Above: Artist rendering of the Luna 2 spacecraft shortly before impacting the Moon’s surface. Credit: Nick Stevens.
September 13 marks a historic day in space travel when the Soviet ‘Luna 2’ spacecraft became the first man-made object to reach the lunar surface. Fifty-five years ago, the craft landed – crash-landed actually – on the Moon near the craters Aristides, Archimedes, and Autolycus. It’s mission? To confirm the discovery of solar wind turned up by its predecessor, Luna 1.

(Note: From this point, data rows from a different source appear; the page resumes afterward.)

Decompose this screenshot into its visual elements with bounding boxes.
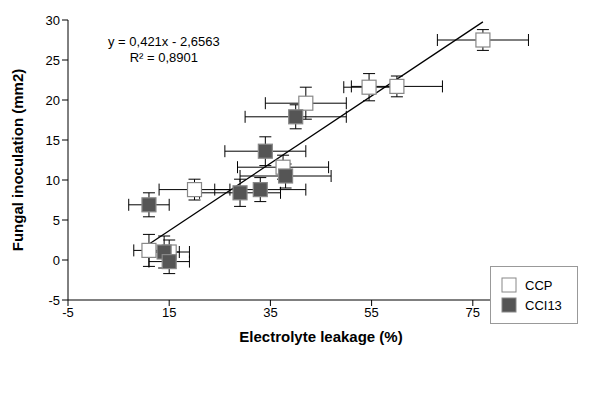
svg-text:15: 15: [46, 133, 60, 148]
svg-text:75: 75: [466, 305, 480, 320]
html-text:y = 0,421x - 2,6563: y = 0,421x - 2,6563: [108, 34, 220, 49]
html-text:CCP: CCP: [525, 277, 553, 293]
svg-text:-5: -5: [62, 305, 74, 320]
svg-text:35: 35: [263, 305, 277, 320]
svg-text:10: 10: [46, 173, 60, 188]
html-text:R² = 0,8901: R² = 0,8901: [129, 50, 198, 65]
svg-text:Electrolyte leakage (%): Electrolyte leakage (%): [239, 328, 402, 345]
svg-text:-5: -5: [48, 293, 60, 308]
svg-text:15: 15: [162, 305, 176, 320]
svg-text:25: 25: [46, 53, 60, 68]
svg-text:55: 55: [364, 305, 378, 320]
svg-text:5: 5: [53, 213, 60, 228]
svg-text:30: 30: [46, 13, 60, 28]
svg-text:0: 0: [53, 253, 60, 268]
html-text:CCI13: CCI13: [525, 297, 562, 313]
svg-text:Fungal inoculation (mm2): Fungal inoculation (mm2): [9, 69, 26, 252]
svg-text:20: 20: [46, 93, 60, 108]
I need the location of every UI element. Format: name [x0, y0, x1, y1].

Luna 2 shared the spherical design of its earlier relative, with protruding antennas and instruments like scintillation counters, Geiger counters, micrometeorite detectors, and a magnetometer. The ball-shaped craft communicated with Earth via three radio transmitters tuned to different frequencies, and carried two Soviet pennants engraved with the USSR Coat of Arms and Cyrillic letters ‘CCCP’. A copy of the pennants was gifted to U.S. President Dwight D. Eisenhower by USSR Premier Nikita Khrushchev just days after Luna 2’s successful lunar impact.
The pioneer spacecraft initiated a new era of space exploration by making contact with an extraterrestrial body, and paved the way to further analysis and exploration of the lunar surface. Luna 2 also confirmed that there is virtually no magnetic field or radiation belt surrounding the Moon.